Wybuchła butla z gazem. Matka i córka walczą o życie [zdjęcia]
7-letnia dziewczynka z ciężkimi poparzeniami trafiła do kliniki w Gryficach. Jej matka też jest ciężko poparzona. W domu wybuchła butla gazowa.
Wczoraj kilka minut po godzinie 8 mieszkańcy domów jednorodzinnych przy ulicy Bysze-wskiej na bydgoskim Czyżków-ku usłyszeli potężny huk. Sekundy później budynek w oficynie jednego z domów zamienił się w kupę gruzu.
Na miejsce szybko dotarli strażacy i pogotowie. Z gruzowiska wyciągnęli około trzydziestoletniego mężczyznę, kobietę i dziecko. Najbardziej ucierpiała 7-letnia dziewczynka. W szpitalu w Bydgoszczy, dokąd trafiło troje poszkodowanych, lekarze stwierdzili, że dziecko ma poparzone 70 procent powierzchni ciała. W podobnym stopniu ucierpiała matka. Pacjentki zostały wprowadzone w stan śpiączki farmakologicznej, a konsylium lekarzy stwierdziło, że konieczne będzie przewiezienie ich do kliniki leczenia oparzeń w Gryficach. Mężczyzna natomiast ma mniejsze obrażenia, jest przytomny.
- W domu przy ulicy Byszewskiej wybuchła butla gazowa - mówi starszy kapitan Arkadiusz Piętak, rzecznik komendanta wojewódzkiego Państwowej Straży Pożarnej w Toruniu. - To wstępne ustalenia. Poszkodowani, oprócz poparzeń, doznali również innych obrażeń - stłuczeń, kiedy zawalił się na nich strop.

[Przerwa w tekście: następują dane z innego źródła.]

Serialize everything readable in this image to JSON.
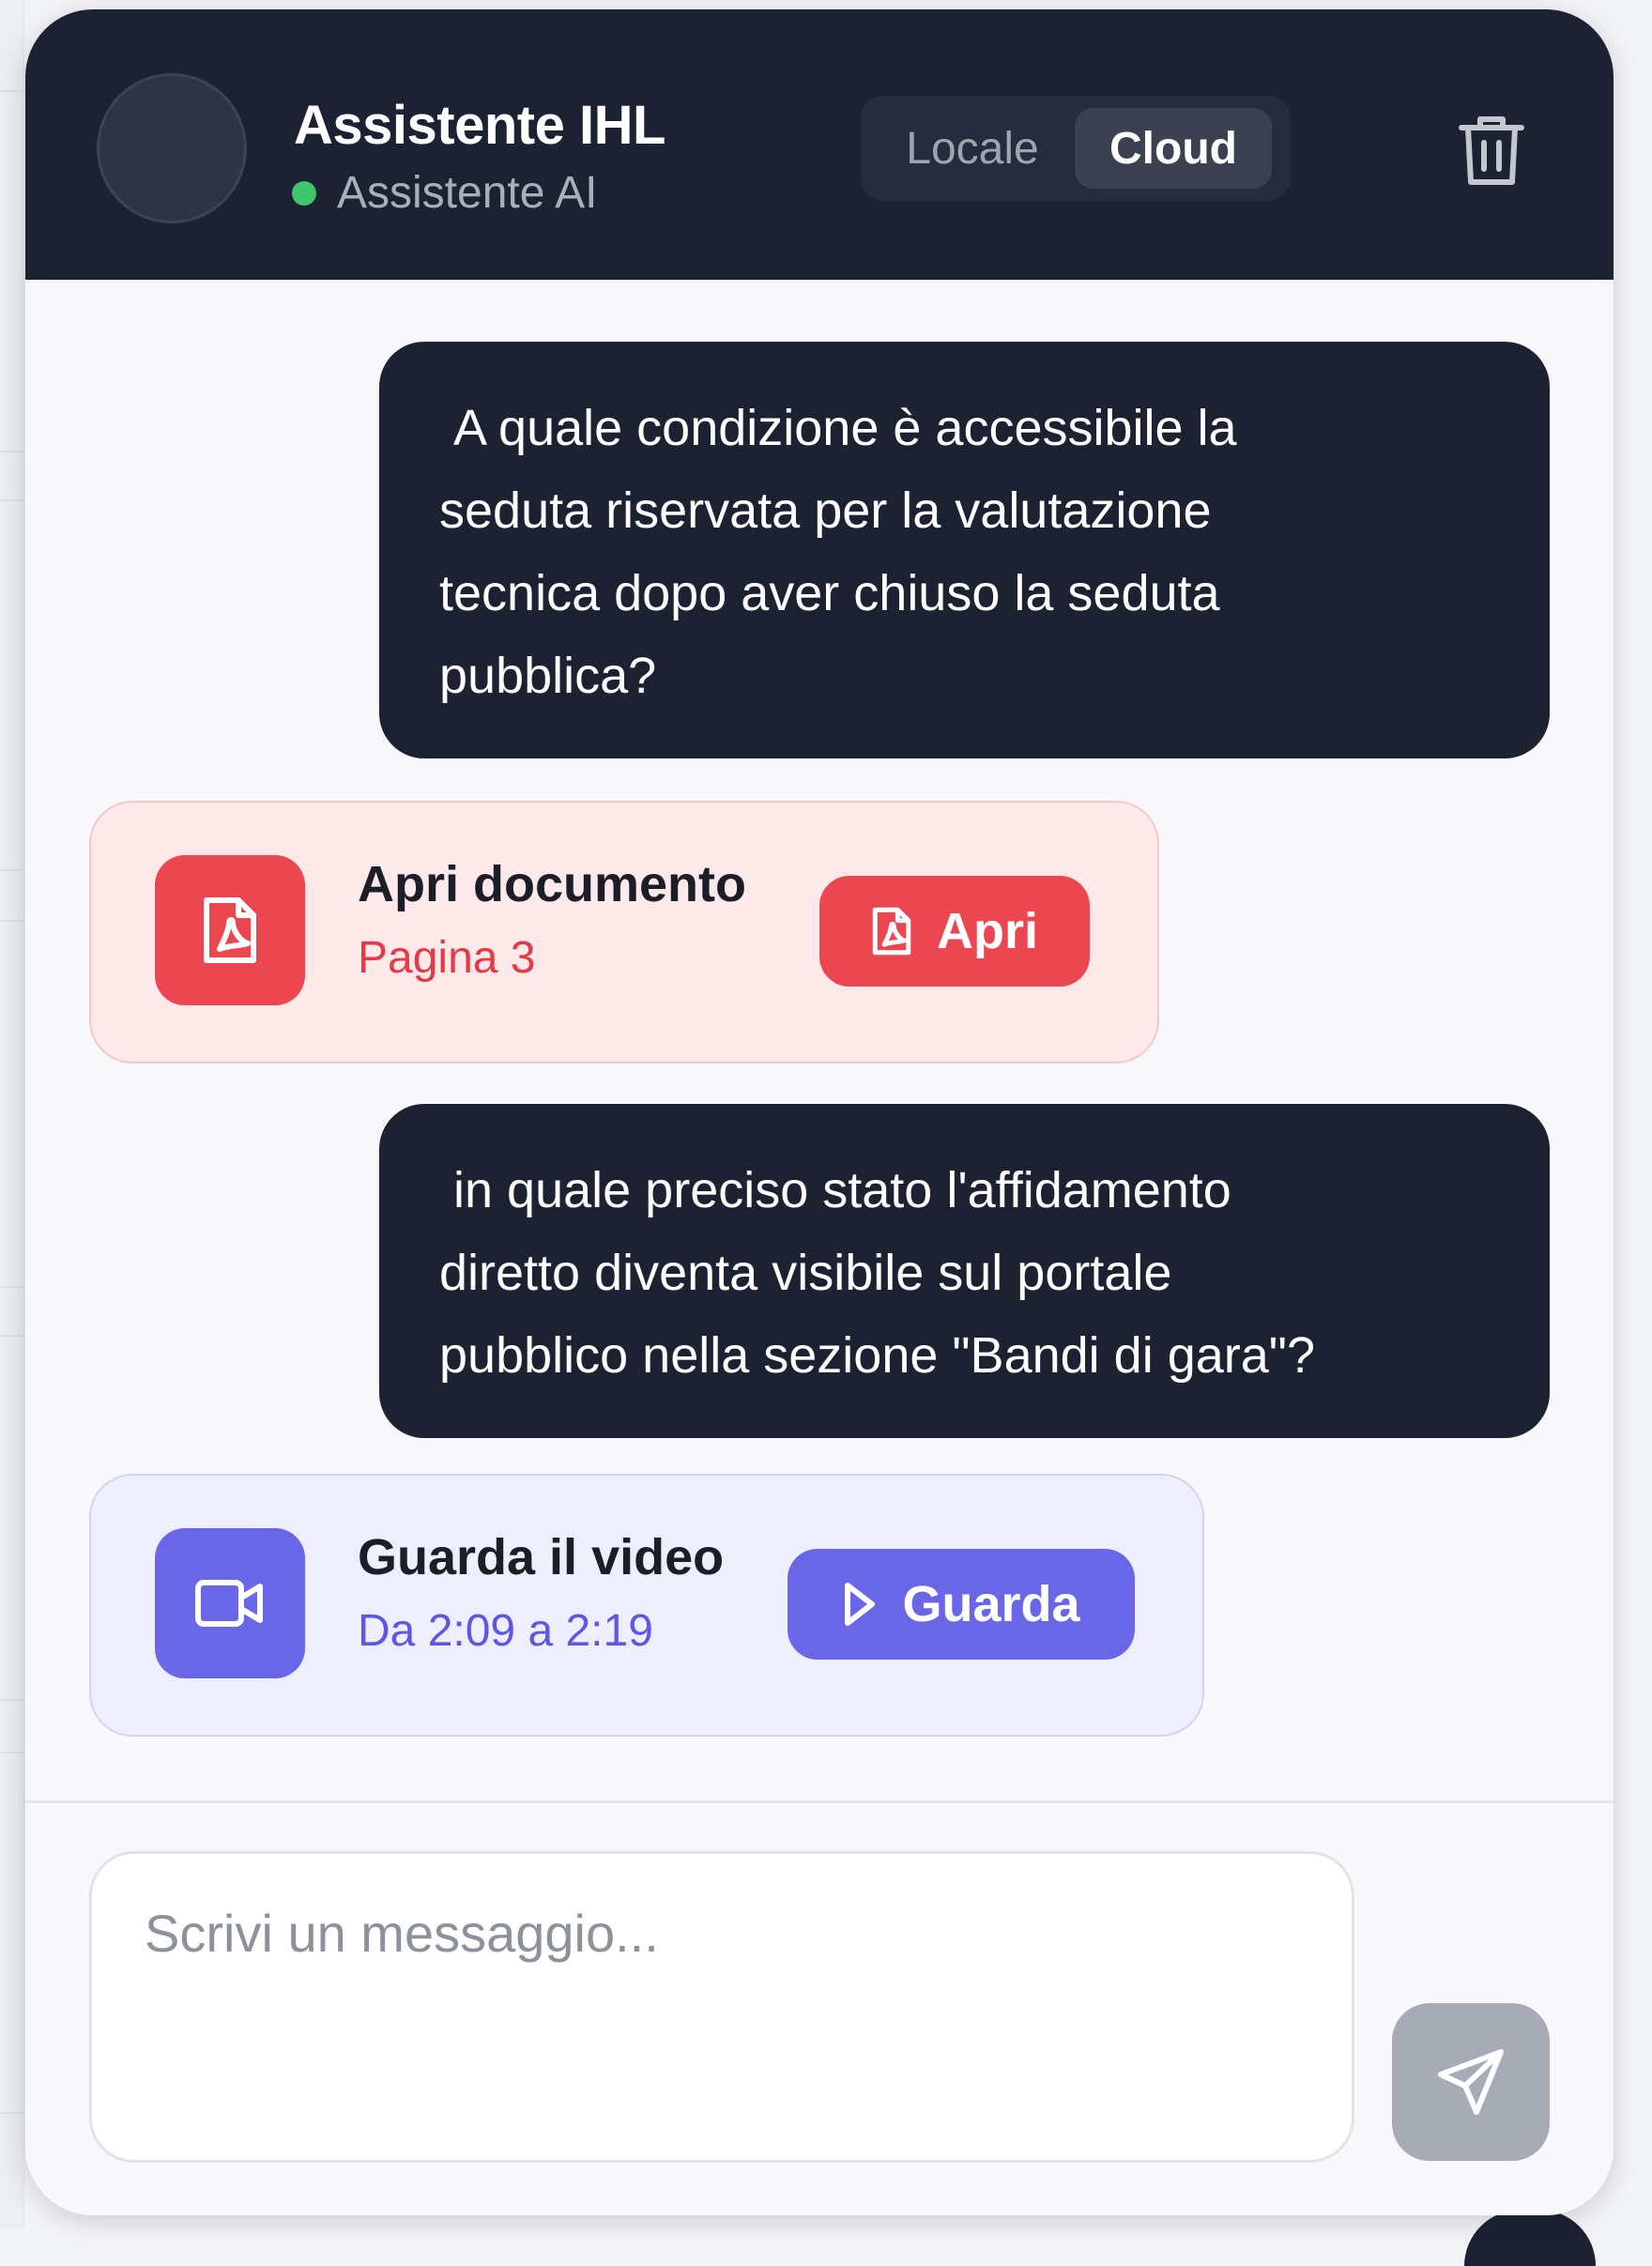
{
  "header": {
    "title": "Assistente IHL",
    "status": "Assistente AI",
    "modes": [
      "Locale",
      "Cloud"
    ],
    "active_mode": "Cloud",
    "delete_icon": "trash-icon"
  },
  "messages": [
    {
      "role": "user",
      "text": " A quale condizione è accessibile la\nseduta riservata per la valutazione\ntecnica dopo aver chiuso la seduta\npubblica?"
    },
    {
      "role": "assistant",
      "type": "document",
      "icon": "pdf-icon",
      "title": "Apri documento",
      "subtitle": "Pagina 3",
      "button_label": "Apri"
    },
    {
      "role": "user",
      "text": " in quale preciso stato l'affidamento\ndiretto diventa visibile sul portale\npubblico nella sezione \"Bandi di gara\"?"
    },
    {
      "role": "assistant",
      "type": "video",
      "icon": "video-camera-icon",
      "title": "Guarda il video",
      "subtitle": "Da 2:09 a 2:19",
      "button_label": "Guarda"
    }
  ],
  "composer": {
    "placeholder": "Scrivi un messaggio...",
    "value": "",
    "send_icon": "send-icon"
  },
  "colors": {
    "header_bg": "#1d2233",
    "online": "#3fc56b",
    "pdf_accent": "#ec4650",
    "video_accent": "#6a66e8",
    "send_disabled": "#a7abb5"
  }
}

Od rana na miejscu pracowało sześć zastępów straży pożarnej.
Mieszkalne piętro znajdowało się nad gospodarczym parterem. Teraz spośród stosu cegieł i drewnianych belek wyziera jedna ściana - z resztkami kafelków łazienkowych i kuchennych.
- Tu jeszcze był pies. Nie wiadomo, uciekł, czy zginął pod tym gruzem - mówi Dawid Perlik, kuzyn poszkodowanej. Przyjechał wczoraj do wujostwa, które mieszka w sąsiednim piętrowym domu jednorodzinnym na tej samej działce. - Nie wiadomo dokładnie, co się stało. Prawdopodobnie w instalacji była jakaś nieszczelność...
Małżeństwo z dzieckiem straciło dach nad głową, ale gdy wrócą ze szpitala, będą mogli znaleźć schronienie pod dachem mieszkającej obok rodziny. Wszystkie inne rzeczy jednak - ubrania, wyposażenie, cały dorobek życia trzeba będzie zbierać od nowa. Krewni poszkodowanych liczą na pomoc sąsiadów i miasta.
- Brakuje słów, by to opisać - mówi pan Henryk, stojąc w progu swojego domu i patrząc na gruzowisko. To ojciec, dziadek i teść poszkodowanych. - Najważniejsze, żeby oni wrócili do zdrowia - dodaje.